Do not get dressing wet…

 

But no instructions on how to avoid getting it wet and most importantly what to do if the dressing does get wet.

 

Watch for signs and symptoms of infection and call your doctor… But there are no descriptions as to what signs/symptoms of infection are
Take your medications as advised by your physician… Many hospitals have automatic substitution policies for medications, but rarely do we find clear direction or instruction as to what the patient should do.
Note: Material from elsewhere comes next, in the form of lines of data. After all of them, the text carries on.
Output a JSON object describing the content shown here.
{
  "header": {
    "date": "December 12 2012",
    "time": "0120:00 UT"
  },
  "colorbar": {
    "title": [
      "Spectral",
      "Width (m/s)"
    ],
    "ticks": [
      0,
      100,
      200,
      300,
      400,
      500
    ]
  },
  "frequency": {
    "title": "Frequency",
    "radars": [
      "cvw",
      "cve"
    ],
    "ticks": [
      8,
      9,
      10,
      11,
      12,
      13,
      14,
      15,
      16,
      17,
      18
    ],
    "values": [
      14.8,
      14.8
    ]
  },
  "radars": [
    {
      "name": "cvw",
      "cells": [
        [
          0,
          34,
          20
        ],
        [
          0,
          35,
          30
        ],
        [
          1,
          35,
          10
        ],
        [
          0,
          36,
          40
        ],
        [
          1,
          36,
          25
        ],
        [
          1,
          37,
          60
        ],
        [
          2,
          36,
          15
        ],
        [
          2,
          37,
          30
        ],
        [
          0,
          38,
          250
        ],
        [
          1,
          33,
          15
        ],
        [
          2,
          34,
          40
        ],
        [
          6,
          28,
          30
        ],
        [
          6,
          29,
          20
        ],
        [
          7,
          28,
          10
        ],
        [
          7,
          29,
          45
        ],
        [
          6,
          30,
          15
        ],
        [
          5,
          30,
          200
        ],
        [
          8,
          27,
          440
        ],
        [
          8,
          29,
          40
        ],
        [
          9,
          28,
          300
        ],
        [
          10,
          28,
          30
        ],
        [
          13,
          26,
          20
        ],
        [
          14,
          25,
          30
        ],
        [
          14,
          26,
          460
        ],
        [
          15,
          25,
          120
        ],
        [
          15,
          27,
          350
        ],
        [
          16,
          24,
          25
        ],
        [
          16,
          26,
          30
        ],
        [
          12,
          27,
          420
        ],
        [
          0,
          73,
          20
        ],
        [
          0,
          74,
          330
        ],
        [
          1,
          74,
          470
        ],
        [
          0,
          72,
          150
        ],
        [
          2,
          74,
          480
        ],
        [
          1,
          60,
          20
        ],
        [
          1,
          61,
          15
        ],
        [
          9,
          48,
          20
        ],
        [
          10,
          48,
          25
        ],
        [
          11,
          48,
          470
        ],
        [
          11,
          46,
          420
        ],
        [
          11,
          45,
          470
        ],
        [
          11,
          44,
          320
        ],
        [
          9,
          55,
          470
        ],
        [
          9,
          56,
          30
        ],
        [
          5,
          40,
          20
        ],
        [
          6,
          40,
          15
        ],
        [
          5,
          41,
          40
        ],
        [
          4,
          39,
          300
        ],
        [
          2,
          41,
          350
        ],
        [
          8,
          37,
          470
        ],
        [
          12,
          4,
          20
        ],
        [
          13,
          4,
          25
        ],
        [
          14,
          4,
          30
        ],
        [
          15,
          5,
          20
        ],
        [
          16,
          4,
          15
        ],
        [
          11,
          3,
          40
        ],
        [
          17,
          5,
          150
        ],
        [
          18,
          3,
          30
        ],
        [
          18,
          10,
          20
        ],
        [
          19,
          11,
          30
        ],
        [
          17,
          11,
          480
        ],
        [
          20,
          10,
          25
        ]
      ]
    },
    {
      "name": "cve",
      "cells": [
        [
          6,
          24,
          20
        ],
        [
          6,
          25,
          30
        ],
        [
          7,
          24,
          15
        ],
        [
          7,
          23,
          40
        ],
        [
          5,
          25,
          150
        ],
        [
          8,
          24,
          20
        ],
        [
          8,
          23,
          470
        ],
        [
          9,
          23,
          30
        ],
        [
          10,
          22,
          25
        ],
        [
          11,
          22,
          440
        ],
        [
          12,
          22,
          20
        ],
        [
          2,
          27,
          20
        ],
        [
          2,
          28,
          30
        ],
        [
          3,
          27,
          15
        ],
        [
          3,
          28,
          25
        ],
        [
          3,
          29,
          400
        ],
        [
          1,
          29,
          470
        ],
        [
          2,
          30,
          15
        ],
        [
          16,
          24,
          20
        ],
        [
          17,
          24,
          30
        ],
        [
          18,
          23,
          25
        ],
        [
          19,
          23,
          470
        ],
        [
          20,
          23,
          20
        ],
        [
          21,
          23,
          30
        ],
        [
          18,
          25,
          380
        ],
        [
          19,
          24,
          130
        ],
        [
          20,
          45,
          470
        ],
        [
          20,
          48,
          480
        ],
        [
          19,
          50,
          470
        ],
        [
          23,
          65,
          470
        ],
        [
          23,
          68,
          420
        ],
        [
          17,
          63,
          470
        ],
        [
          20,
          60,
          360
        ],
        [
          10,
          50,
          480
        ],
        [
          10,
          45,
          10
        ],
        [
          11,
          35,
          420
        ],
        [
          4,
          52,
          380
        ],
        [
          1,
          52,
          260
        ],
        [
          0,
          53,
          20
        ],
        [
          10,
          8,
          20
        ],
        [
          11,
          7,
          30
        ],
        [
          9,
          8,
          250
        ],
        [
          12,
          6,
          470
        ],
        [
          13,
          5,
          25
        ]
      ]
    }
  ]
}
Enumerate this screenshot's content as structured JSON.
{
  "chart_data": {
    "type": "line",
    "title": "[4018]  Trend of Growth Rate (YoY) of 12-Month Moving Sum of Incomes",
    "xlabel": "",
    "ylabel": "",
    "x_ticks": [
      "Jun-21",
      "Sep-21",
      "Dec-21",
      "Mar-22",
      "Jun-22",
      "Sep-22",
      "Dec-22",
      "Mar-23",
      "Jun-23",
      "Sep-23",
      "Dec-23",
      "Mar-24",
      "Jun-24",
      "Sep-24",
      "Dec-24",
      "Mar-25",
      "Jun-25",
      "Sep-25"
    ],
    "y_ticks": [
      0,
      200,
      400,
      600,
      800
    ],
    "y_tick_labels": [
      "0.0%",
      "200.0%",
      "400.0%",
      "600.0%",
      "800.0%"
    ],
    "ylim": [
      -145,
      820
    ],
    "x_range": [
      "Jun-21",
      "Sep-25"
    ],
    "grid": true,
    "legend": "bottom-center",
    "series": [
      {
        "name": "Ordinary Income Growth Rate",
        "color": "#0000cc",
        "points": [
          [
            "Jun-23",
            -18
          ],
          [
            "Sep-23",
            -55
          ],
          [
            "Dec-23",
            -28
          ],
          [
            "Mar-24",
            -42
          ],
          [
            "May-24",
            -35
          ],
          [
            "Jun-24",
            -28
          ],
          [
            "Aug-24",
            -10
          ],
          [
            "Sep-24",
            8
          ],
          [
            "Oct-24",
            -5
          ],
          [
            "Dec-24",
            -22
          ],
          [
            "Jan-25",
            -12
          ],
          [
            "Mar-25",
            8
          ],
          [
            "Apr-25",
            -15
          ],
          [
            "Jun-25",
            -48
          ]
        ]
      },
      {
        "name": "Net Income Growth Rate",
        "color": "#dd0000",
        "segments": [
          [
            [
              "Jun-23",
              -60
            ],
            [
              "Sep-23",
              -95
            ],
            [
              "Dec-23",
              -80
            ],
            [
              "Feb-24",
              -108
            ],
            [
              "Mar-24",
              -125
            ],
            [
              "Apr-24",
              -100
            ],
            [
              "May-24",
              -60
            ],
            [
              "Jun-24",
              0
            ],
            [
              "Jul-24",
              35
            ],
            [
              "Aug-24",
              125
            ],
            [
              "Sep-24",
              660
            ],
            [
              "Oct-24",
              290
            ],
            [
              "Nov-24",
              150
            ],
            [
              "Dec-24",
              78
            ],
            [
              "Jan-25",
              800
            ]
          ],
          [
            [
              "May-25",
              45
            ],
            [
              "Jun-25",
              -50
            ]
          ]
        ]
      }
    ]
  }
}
Do they continue with the substituted medication or go back to what they were using before admission, after all they have a 90 day supply they already paid for at home.

 

In closing, we must remember:

  • Our patients are older and sicker than in years past.
  • Because of our ability to sustain life longer, more patients are dependent upon assistive devices of all types: hearing aids, eyeglasses, prosthetics, implanted devices, and mobility devices.
  • English is not always the preferred language, nor is reading the preferred means to learn.
  • Discharge plans are more complex, access to professional home support is more difficult to secure and the length of stay is shorter.
  • The discharge information/education we are providing is not patient-centric and is designed in most cases to meet every patient’s needs and actually meets the needs of very few.

This means by focusing on the education and discharge instructions we provide to our patients is even more essential now for their success.

There is a huge opportunity to rework our patient educational materials and process. The timing is perfect for this as organizations begin to implement various virtual nursing models. Virtual nursing models almost always include the provision of patient educational materials and provision of discharge instructions as a virtual service. But we need to make certain that the CONTENT provides sufficient information for the patient to be successful at home.

The greatest opportunity lies in developing patient specific learning needs assessment as it creates the foundation or framework for the provision of education/training. It provides a consolidated/documented insight into the initiatives that will promote ongoing patient recovery post-discharge. When implemented correctly it brings together all of the documentation within the medical record that sets the foundation, identifies potential barriers, inclusive of barriers created by identified social determinants so that we can provide meaningful instruction to our patients.